Hey all, If someone has a minute, I'd like a validation that what I intend to do will work for merging identities, specifically their social credentials. The context is that, through social sign-in, connecting with two new social accounts will create two identities. Later on, we'll allow our users to prove that both accounts belong to them, and we want to merge them into one identity with both social credentials attached. The idea is to merge the credentials from identity A into identity B (we don't care about the content of the identities for now): 1. Fetch the credentials from identity A => using https://www.ory.sh/docs/kratos/reference/api#operation/adminGetIdentity 2. Import the credentials from A into identity B => using https://www.ory.sh/docs/kratos/manage-identities/import-user-accounts-identities#social-sign-in-connections 3. Delete identity A => using https://www.ory.sh/docs/kratos/reference/api#operation/adminDeleteIdentity Can that work? Or is there a constraint that does not allow having twice the same social credentials in DB perhaps? Bonus question (I'm just starting to reflect on): how can we avoid race conditions in this multi call flow? 😄

@gray-machine-46287 while we have not seen a similar implementation in the community yet, I think your goal can be achieved. AFAIK there will be know conflict in the database, with the possible exception of database migration in version changes might check for duplicates. Perhaps you can open a GH Issue for that scenario. Regarding the race conditions part, can you go into some more detail about your run time system

Hi Thomas! Thanks for the answer. I'll open a GitHub issue on Kratos for that 👍 An API endpoint for this process would come in handy 😉 But good to know that it should be no problem per se (without the guarantee that no DB schema changes will occur).
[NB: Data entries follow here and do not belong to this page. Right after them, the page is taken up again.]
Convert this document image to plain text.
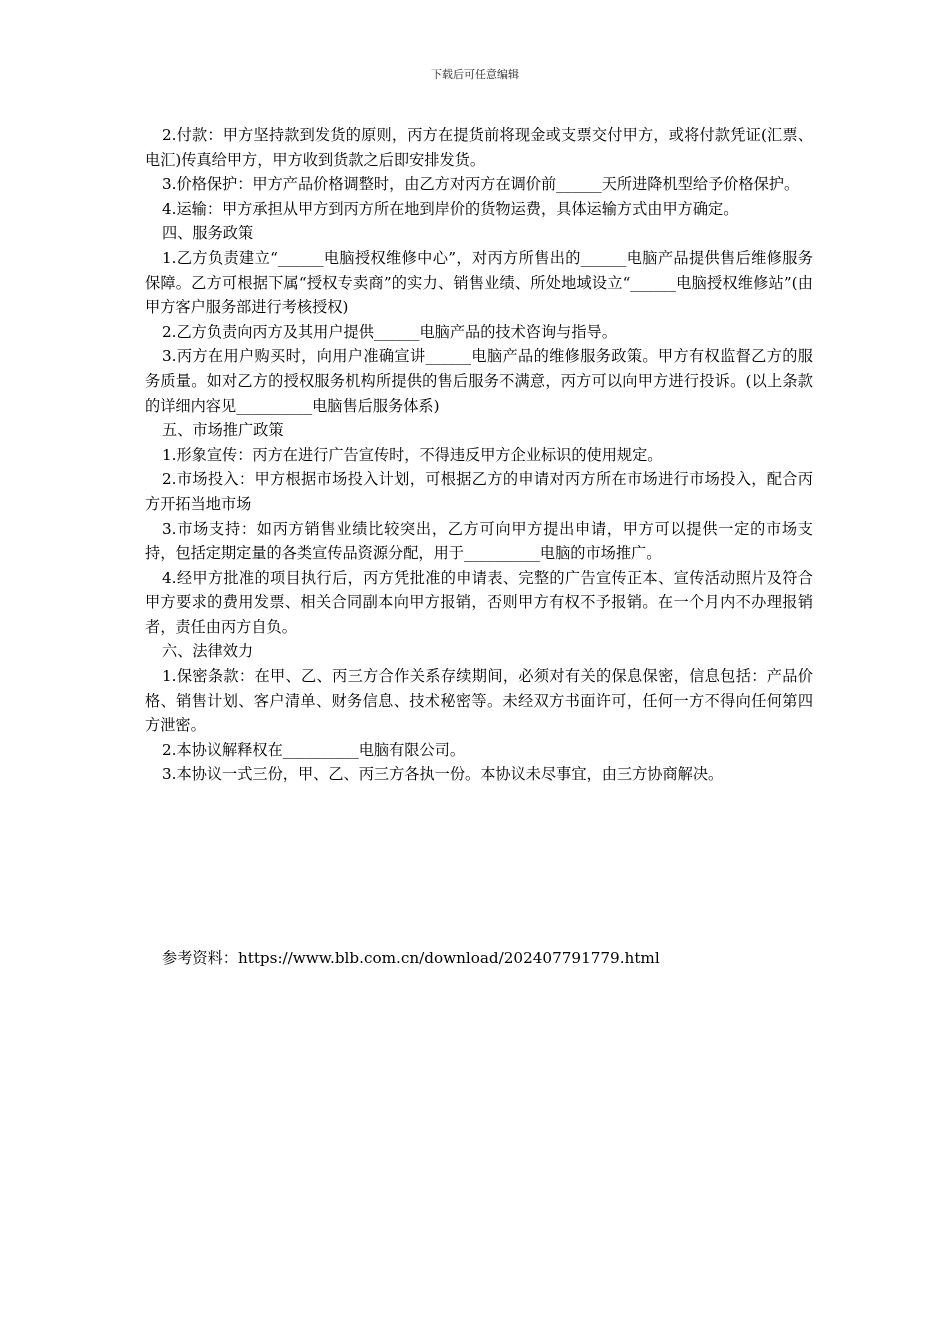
下载后可任意编辑

2.付款：甲方坚持款到发货的原则，丙方在提货前将现金或支票交付甲方，或将付款凭证(汇票、电汇)传真给甲方，甲方收到货款之后即安排发货。

3.价格保护：甲方产品价格调整时，由乙方对丙方在调价前______天所进降机型给予价格保护。

4.运输：甲方承担从甲方到丙方所在地到岸价的货物运费，具体运输方式由甲方确定。

四、服务政策

1.乙方负责建立“______电脑授权维修中心”，对丙方所售出的______电脑产品提供售后维修服务保障。乙方可根据下属“授权专卖商”的实力、销售业绩、所处地域设立“______电脑授权维修站”(由甲方客户服务部进行考核授权)

2.乙方负责向丙方及其用户提供______电脑产品的技术咨询与指导。

3.丙方在用户购买时，向用户准确宣讲______电脑产品的维修服务政策。甲方有权监督乙方的服务质量。如对乙方的授权服务机构所提供的售后服务不满意，丙方可以向甲方进行投诉。(以上条款的详细内容见__________电脑售后服务体系)

五、市场推广政策

1.形象宣传：丙方在进行广告宣传时，不得违反甲方企业标识的使用规定。

2.市场投入：甲方根据市场投入计划，可根据乙方的申请对丙方所在市场进行市场投入，配合丙方开拓当地市场

3.市场支持：如丙方销售业绩比较突出，乙方可向甲方提出申请，甲方可以提供一定的市场支持，包括定期定量的各类宣传品资源分配，用于__________电脑的市场推广。

4.经甲方批准的项目执行后，丙方凭批准的申请表、完整的广告宣传正本、宣传活动照片及符合甲方要求的费用发票、相关合同副本向甲方报销，否则甲方有权不予报销。在一个月内不办理报销者，责任由丙方自负。

六、法律效力

1.保密条款：在甲、乙、丙三方合作关系存续期间，必须对有关的保息保密，信息包括：产品价格、销售计划、客户清单、财务信息、技术秘密等。未经双方书面许可，任何一方不得向任何第四方泄密。

2.本协议解释权在__________电脑有限公司。

3.本协议一式三份，甲、乙、丙三方各执一份。本协议未尽事宜，由三方协商解决。

参考资料：https://www.blb.com.cn/download/202407791779.html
About the race condition, it's not so much a question of the run time I think. But with the 3 step process above to merge two identites, the step #2 is more or less "saving a new configuration" to the identity. So if two of these processes are running at the same time, for instance, merging A into B, and the other merging C into B - then it' possible that one save overwrite the other. And we end up with A and C deleted, but B only has the credentials from one those deleted identities. I'm sure if this explanation is clear 😅 A theoretical solution would be to "lock" the identity B during the operation, so that we are sure not to lose any data.